Official figures released by the Ministry of Finance on Wednesday show overall lottery sales hitting RMB 427b (US$67b) last year, a year-on-year gain of 8.1% over 2016’s RMB 394.6b. This marks the second straight year of annual gains following the 3.8% decline experienced in 2015.

While welfare lottery sales continued to account for the majority of overall revenue, welfare lottery sales improved only 5.1% to RMB 217b, while sports lottery sales shot up 11.4% to RMB 210b. The sports lottery improvement is all the more remarkable given that 2017 didn’t feature a major international football tournament like the UEFA Euro 2016.

The overall gains also came despite the ongoing suspension of online lottery sales imposed by Beijing in March 2015 after evidence emerged of serious corruption at provincial lottery administration centers.

It’s been nearly three years since that ‘temporary’ online suspension was imposed, and while Beijing has dropped occasional hints about restarting online sales, tangible progress has been harder to gauge.

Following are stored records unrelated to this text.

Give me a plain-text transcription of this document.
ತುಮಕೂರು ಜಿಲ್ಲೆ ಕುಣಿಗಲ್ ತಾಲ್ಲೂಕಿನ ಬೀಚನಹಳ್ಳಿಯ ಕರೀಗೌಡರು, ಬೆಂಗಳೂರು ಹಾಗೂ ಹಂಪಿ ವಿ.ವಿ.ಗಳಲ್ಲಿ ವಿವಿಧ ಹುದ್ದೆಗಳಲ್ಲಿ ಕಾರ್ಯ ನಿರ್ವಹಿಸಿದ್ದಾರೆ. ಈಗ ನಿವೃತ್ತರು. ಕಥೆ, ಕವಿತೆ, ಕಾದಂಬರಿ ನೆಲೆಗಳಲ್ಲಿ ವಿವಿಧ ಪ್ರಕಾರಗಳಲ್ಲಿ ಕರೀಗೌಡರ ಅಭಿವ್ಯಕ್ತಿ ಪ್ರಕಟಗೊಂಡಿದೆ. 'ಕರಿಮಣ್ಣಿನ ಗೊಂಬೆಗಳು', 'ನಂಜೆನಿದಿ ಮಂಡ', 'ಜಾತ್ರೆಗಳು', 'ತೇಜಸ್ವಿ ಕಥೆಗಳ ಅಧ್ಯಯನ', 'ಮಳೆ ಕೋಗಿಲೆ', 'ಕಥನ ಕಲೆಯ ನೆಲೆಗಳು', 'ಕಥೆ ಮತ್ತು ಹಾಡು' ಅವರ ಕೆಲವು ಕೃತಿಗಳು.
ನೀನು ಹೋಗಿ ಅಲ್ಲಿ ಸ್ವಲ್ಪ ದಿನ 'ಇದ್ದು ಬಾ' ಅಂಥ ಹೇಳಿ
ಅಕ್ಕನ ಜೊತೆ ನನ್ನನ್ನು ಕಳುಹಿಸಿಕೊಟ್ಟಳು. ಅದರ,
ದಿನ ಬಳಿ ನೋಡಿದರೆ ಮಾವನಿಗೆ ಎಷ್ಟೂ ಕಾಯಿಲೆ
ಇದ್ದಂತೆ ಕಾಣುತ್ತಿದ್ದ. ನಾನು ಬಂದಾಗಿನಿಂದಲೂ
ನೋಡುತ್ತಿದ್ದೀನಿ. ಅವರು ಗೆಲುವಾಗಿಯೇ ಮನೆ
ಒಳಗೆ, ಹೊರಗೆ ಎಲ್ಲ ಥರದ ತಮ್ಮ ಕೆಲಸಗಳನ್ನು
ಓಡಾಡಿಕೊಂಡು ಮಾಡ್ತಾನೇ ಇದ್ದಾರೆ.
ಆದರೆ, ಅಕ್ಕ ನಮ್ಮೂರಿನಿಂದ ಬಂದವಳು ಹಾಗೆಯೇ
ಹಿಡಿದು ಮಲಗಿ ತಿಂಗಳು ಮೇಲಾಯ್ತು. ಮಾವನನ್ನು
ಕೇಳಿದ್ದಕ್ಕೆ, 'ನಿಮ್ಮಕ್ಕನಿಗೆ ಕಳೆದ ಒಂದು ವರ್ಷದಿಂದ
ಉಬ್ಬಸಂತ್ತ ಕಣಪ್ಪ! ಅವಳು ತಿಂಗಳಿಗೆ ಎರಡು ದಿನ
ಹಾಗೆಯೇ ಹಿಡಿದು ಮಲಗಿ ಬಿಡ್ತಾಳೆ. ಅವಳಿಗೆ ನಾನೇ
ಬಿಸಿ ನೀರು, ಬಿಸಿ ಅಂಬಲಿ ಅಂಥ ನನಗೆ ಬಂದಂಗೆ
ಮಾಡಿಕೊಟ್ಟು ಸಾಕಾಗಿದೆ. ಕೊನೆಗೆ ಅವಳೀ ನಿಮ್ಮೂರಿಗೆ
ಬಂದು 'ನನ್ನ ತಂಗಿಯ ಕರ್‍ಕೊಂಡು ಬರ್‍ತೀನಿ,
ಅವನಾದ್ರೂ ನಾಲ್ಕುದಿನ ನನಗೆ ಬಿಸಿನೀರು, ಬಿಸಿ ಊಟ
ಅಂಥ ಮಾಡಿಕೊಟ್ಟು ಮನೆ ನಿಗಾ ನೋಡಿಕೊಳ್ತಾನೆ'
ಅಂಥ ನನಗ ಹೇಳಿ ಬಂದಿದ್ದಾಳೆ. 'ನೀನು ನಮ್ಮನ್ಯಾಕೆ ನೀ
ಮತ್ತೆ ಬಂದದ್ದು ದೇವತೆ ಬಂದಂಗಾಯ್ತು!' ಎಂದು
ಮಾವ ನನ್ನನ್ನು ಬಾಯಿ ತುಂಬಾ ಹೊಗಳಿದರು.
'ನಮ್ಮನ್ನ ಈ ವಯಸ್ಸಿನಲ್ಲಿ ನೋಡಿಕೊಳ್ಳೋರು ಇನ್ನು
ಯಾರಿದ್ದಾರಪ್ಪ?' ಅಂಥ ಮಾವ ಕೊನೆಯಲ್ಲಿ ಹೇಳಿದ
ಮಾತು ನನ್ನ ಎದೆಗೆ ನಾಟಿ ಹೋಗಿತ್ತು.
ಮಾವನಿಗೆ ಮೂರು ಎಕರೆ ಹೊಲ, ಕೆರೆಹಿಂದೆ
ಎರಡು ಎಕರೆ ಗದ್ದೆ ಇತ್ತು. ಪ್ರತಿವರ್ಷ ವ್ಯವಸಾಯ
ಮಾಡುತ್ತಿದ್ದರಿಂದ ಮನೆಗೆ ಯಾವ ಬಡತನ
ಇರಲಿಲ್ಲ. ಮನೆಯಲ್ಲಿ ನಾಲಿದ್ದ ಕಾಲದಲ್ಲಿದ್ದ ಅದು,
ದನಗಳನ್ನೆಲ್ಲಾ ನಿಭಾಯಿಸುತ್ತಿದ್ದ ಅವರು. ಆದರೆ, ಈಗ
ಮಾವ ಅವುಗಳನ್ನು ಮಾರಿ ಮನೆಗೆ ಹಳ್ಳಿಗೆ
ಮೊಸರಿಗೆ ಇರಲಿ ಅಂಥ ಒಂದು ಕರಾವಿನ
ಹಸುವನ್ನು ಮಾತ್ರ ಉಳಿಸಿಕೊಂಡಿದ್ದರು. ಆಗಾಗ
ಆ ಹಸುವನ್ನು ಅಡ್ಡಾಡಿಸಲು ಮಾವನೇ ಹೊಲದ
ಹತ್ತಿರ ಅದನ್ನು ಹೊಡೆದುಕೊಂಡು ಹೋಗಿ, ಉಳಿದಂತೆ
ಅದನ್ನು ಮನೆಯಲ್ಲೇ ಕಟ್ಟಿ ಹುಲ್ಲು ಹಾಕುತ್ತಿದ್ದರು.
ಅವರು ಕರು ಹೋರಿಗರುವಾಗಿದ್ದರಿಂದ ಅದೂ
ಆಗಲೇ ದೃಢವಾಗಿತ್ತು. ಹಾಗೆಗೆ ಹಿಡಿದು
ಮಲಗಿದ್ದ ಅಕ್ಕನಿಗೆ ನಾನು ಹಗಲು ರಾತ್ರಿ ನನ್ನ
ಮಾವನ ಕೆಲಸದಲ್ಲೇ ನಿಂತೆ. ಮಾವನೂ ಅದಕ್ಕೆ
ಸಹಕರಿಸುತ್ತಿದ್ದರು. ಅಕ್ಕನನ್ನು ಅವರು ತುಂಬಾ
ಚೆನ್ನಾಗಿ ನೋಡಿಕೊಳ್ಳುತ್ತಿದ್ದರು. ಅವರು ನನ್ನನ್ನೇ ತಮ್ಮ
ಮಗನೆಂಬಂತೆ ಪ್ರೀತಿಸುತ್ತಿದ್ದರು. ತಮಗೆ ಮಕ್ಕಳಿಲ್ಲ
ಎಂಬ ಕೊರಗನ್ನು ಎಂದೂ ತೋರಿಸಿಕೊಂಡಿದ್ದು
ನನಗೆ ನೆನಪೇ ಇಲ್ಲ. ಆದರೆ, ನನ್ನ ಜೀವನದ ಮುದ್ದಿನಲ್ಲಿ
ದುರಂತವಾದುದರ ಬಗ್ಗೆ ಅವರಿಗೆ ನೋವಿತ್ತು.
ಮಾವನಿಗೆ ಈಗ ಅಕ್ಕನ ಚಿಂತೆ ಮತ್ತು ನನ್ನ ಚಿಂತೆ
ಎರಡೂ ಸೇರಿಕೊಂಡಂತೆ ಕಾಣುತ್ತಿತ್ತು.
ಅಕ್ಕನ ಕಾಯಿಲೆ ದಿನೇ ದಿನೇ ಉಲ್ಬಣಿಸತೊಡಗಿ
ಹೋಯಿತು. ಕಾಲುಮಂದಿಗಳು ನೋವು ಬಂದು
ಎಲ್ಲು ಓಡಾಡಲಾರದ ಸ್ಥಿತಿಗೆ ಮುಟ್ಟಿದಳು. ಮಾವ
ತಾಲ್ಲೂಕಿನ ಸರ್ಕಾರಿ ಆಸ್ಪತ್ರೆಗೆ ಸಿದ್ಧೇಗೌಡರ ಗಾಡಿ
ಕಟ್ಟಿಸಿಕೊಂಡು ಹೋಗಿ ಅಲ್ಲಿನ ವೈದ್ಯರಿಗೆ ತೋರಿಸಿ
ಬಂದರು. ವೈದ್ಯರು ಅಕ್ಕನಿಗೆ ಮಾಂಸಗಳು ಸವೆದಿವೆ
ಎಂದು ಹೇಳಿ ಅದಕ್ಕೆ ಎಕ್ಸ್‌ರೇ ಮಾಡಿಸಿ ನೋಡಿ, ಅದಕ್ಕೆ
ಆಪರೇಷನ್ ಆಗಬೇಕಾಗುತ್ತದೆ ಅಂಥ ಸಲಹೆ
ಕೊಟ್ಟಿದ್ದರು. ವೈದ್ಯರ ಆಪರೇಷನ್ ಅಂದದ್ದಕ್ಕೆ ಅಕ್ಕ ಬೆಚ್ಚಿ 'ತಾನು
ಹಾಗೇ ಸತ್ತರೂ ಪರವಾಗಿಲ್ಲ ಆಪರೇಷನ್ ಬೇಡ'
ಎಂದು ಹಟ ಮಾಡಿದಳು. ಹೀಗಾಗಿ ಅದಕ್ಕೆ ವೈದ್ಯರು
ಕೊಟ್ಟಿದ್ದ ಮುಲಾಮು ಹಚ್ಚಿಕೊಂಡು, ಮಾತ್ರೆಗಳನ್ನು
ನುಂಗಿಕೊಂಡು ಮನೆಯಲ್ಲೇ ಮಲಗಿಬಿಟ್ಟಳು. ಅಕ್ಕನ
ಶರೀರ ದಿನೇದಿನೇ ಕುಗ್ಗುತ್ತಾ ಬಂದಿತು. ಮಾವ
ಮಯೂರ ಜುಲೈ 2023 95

However, this month brought unprecedented criticism of the online suspension via China’s state-run broadcaster CCTV, which aired a half-hour report into the suicide of an accountant who’d spent RMB 2.5m of embezzled funds via illegal online lotteries.

The CCTV program criticized the official online lottery suspension, which it claimed had unwittingly steered many of China’s lottery players to illegal online gambling sites, turning citizens into criminals and depriving the government of needed tax revenue.

It remains to be seen whether the CCTV programmers have gone rogue or if the government is preparing the ground for the official resumption of online lottery sales.

Officially, China only approved two companies – 500.com and Shanghai Media Group – to participate in an online lottery ‘pilot program’ but many other companies, including tech giant Alibaba, were offering online lottery sales to customers prior to the suspension.